Effects with different names can affect a creature at the same time.
In the Dungeon Master's Guide on page 252, the rules for combining game effects say:
Different game features can affect a target at the same time. But when two or more game features have the same name, only the effects of one of them—the most potent one—apply while the durations of the effects overlap. For example, if a target is ignited by a fire elemental’s Fire Form trait, the ongoing fire damage doesn’t increase if the burning target is subjected to that trait again. Game features include spells, class features, feats, racial traits, monster abilities, and magic items. See the related rule in the “Combining Magical Effects” section of chapter 10 in the Player’s Handbook.
So these two features, Necrotic Shroud and Wrathful Smite, can affect a creature at the same time. What does this mean? It does not mean that the creature is twice as frightened, the frightened condition is only meaningfully applied once, but it means that both sources of the effect must be resolved before the creature is no longer frightened of the source of fear.

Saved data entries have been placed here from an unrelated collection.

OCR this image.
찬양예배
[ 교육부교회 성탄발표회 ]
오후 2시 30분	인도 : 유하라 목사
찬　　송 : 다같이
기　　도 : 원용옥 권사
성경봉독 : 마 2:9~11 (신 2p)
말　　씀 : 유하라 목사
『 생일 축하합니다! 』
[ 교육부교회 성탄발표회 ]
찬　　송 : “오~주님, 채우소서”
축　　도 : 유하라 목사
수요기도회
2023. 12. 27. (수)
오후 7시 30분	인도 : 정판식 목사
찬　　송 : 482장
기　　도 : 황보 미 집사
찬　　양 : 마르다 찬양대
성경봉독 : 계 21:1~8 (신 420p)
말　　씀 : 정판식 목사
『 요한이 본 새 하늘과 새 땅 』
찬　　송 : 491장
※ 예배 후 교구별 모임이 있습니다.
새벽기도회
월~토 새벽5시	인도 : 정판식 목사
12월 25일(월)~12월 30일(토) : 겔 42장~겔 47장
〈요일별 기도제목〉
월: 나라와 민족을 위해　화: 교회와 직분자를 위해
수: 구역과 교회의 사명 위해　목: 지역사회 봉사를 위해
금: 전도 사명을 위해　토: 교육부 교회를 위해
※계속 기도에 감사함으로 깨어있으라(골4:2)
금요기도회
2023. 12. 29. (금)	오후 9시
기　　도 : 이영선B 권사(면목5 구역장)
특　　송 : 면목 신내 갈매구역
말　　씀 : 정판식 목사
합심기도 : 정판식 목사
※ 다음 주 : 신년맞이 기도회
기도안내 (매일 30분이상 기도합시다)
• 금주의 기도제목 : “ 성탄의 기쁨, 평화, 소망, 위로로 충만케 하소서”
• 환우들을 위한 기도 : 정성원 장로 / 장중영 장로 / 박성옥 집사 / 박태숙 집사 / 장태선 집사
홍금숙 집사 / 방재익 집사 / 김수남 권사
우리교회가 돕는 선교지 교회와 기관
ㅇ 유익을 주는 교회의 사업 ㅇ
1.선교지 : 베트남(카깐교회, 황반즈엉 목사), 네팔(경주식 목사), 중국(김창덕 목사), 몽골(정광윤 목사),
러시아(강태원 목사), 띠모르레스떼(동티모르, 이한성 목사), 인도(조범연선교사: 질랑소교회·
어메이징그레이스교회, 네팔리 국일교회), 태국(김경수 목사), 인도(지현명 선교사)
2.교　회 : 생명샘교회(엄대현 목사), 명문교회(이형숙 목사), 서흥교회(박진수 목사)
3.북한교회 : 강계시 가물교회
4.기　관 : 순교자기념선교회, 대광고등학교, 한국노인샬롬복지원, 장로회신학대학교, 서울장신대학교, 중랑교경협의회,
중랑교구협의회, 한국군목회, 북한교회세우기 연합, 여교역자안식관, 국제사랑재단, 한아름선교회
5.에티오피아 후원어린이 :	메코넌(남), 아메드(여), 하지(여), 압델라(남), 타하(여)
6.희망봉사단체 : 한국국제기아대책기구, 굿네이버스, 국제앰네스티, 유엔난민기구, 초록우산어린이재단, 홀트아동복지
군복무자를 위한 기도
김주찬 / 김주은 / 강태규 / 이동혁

Guidance on simultaneous effects from Xanathar's Guide to Everything on page 77 suggests that the player (or the DM) controlling the creature gets to choose which save to roll first:
Most effects in the game happen in succession, following an order set by the rules or the DM. In rare cases, effects can happen at the same time, especially at the start or end of a creature’s turn. If two or more things happen at the same time on a character or monster’s turn, the person at the game table — whether player or DM — who controls that creature decides the order in which those things happen. For example, if two effects occur at the end of a player character’s turn, the player decides which of the two effects happens first.